What do soup dumplings, North Carolina florals, draft beers, and architecture books have in common? You can find them all at Brewery Bhavana, an unconventional brewery that just opened in Raleigh, North Carolina.

Brother and sister duo Vansana and Vanvisa Nolintha are behind the dreamy 9,000-square-foot outpost, which offers much more than its name implies. Behind an unassuming brick facade, the stylish brewery is also home to a dim sum restaurant, flower shop, and bookstore.

The idea started out as a standalone brewery but quickly morphed into much more. “It evolved into something more dynamic and colorful,” says Vansana Nolintha. “All of the offerings—dim sum, books, and flowers—surfaced because of the people and makers that were already in our lives and we wanted to create something that honors all of those passions and relationships.”

The Nolinthas, who also own the wildly popular Laotian restaurant Bida Manda, bring an airy, design sanctuary to the capital with their latest venture—a space with every intention to evoke creativity and spark inspiration. “We longed to create a space that is multidimensional, one we can linger for hours connecting with a friend, the same space where it is encouraged to sit alone with a glass of Saison,” Nolintha says. “A space where a 50th-anniversary dinner coexists comfortably, and with ease, next to a table of two old friends reconnecting.”  

Every aspect of the design is intentional, with natural elements playing a key role in harmonizing the space. Features like 20-foot tall fig trees, a living wall in the dining room, a chandelier light sculpture made of natural wood, and a skylight ceiling bring it to life. Repetition also plays a key design role. “Whether repeating the moon-like light globes 100 times or repeating the books in our library 4,000 times, they become a mantra,” says Nolintha.
An impressive, eye-catching 40-foot raw granite bar serves as focal point on the brewery side, where Belgian-style beers are the focus—all brewed by down the street at Bhavana’s private production facility. The portfolio currently includes 20 beers, with 10 being regular, and 10 provisional beers that change seasonally.  

Roxanne Bellamy, a bartender, also holds the dream job title of “chief executive storyteller.” Bellamy pulls inspiration from the chefs, brewmasters, and more, to create beautiful, inspiring stories-turned menu descriptions. Bloom, a dry cardamom Tripel style beer, tells a beautiful story of Patrick Woodsen, head brewer’s time in Kerala, India.
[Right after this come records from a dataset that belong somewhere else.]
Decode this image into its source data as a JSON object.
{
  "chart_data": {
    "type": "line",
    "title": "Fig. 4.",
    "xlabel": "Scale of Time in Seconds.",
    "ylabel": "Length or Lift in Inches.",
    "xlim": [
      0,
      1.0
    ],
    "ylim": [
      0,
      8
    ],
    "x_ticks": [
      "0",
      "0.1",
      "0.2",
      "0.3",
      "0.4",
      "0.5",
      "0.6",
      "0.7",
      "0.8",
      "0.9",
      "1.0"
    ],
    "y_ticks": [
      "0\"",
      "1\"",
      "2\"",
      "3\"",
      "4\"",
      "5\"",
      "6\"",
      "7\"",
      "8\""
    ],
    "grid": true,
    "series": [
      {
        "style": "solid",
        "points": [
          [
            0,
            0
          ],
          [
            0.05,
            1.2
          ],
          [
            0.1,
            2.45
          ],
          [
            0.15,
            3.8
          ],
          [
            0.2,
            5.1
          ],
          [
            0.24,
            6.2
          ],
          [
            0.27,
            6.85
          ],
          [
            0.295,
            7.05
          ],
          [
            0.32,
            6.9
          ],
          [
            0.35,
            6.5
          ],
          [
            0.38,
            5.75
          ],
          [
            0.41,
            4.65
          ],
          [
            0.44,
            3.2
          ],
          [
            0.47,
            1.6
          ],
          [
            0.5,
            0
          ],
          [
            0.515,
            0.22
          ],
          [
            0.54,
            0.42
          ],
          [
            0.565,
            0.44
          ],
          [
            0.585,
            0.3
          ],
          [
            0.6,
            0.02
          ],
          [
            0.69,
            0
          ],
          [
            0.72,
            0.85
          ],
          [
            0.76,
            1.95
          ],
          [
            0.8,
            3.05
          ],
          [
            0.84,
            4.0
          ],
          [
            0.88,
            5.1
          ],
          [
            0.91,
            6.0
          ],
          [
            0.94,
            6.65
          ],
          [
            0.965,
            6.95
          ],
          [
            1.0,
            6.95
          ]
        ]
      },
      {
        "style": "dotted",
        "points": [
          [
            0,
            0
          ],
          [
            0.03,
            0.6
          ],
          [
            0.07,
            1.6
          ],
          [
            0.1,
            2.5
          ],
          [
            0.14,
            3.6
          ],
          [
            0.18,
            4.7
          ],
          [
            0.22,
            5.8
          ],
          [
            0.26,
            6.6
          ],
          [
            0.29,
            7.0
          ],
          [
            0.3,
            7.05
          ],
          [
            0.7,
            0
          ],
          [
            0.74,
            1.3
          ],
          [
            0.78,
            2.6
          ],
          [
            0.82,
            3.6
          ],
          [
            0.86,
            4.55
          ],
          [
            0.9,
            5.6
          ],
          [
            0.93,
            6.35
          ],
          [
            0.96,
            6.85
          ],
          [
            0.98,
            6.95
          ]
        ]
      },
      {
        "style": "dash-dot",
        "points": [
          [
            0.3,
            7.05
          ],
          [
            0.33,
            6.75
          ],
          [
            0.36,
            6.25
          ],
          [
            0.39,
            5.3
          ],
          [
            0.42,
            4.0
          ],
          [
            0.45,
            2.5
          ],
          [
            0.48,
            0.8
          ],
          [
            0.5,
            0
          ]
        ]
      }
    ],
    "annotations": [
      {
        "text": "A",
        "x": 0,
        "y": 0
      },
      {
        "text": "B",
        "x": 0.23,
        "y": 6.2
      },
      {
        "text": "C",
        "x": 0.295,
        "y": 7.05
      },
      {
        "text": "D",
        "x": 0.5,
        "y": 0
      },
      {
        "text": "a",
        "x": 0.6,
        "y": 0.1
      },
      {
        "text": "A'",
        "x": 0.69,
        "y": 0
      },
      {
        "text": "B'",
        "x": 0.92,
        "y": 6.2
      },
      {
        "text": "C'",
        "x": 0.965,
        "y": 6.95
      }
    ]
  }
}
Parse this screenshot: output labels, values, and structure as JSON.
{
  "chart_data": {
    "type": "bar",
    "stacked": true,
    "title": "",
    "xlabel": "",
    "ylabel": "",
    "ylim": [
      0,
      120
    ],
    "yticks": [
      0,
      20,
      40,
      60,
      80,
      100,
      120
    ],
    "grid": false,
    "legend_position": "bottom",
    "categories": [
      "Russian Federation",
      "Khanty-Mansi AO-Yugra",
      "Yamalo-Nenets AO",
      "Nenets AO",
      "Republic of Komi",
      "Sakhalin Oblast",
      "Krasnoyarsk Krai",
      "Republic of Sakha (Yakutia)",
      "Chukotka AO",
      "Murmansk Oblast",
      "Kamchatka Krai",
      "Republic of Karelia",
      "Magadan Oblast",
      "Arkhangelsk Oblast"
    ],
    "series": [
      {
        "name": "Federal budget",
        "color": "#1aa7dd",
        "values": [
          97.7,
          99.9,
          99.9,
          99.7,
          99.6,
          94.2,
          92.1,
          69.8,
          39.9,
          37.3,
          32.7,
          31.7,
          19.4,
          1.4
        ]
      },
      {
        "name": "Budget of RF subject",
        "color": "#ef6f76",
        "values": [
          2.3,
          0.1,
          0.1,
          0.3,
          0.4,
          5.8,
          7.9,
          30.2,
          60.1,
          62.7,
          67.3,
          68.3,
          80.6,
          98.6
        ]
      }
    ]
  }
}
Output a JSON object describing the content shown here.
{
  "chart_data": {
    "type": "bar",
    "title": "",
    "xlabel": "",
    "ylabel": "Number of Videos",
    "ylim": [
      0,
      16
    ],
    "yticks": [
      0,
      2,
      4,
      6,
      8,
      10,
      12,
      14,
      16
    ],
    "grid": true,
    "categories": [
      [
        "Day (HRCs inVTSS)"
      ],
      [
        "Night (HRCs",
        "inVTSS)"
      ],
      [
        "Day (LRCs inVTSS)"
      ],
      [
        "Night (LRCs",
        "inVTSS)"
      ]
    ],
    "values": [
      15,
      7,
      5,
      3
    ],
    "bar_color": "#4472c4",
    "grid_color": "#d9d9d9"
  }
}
Storytelling is a common theme here.

If hunger strikes, grab a seat in the airy dim sum restaurant, a mere few steps away from the bar. A leather bound menu, which feels more like a journal of poetic thoughts, features an array of dishes that encourage sharing. Xiao Long Bao (soup dumplings with steamed crab and ground pork) and Nasi Goring Crab Fried Rice, one of Nolintha’s favorites, do not disappoint.
It’s hard to leave without a bouquet or single stem when the floral shop presents itself on the way out. “[Flowers] are inspired and designed according to what’s in season,” says Nolintha. “We also arrange and design pieces that are specific to an occasion or a specific person.”

“These custom pieces are very special to us—it is a living form of art that deals with memories and experiences.” The shop focuses on local North Carolina growers, and some of the summer’s best-kept secrets are ruby silk ornamentation grass, amaranths, rudbeckia, cosmos, gomphrena, zinnia, trumpet pitchers, funnel blossoms, and wild nicotia.

 
The bookstore doubles as wall decor, with a curated collection of titles that range from art and design to food to conflict studies and peace—all meaningful to the staff.

“Our in-house library is a collection of about 4,000 books that are donated by family, friends, mentors, and strangers,” Nolintha says. “Some of them have personal notes written in the books sharing why those books are meaningful. It’s a living archive of the hopes and dreams, of the soul of the people that live in this community.”

 
“Each book can be wrapped in Saa paper made with mulberry tree bark and dried local flowers that [my] mom sent from Laos,” he adds. “These are handmade by women in Luang Prabang (my hometown) along the Mekong River. It has been such a gift to be able to tell their stories and the stories of Luang Prabang through this beautiful paper.”
Brewery Bhavana is hard to define in words, so we suggest hightailing it to Raleigh to check it out for yourself. Because where else can you wash down Pork Bao buns and Peking Duck with a sour ale and scoop up a single stem flower and a cool book on architecture all under the same roof?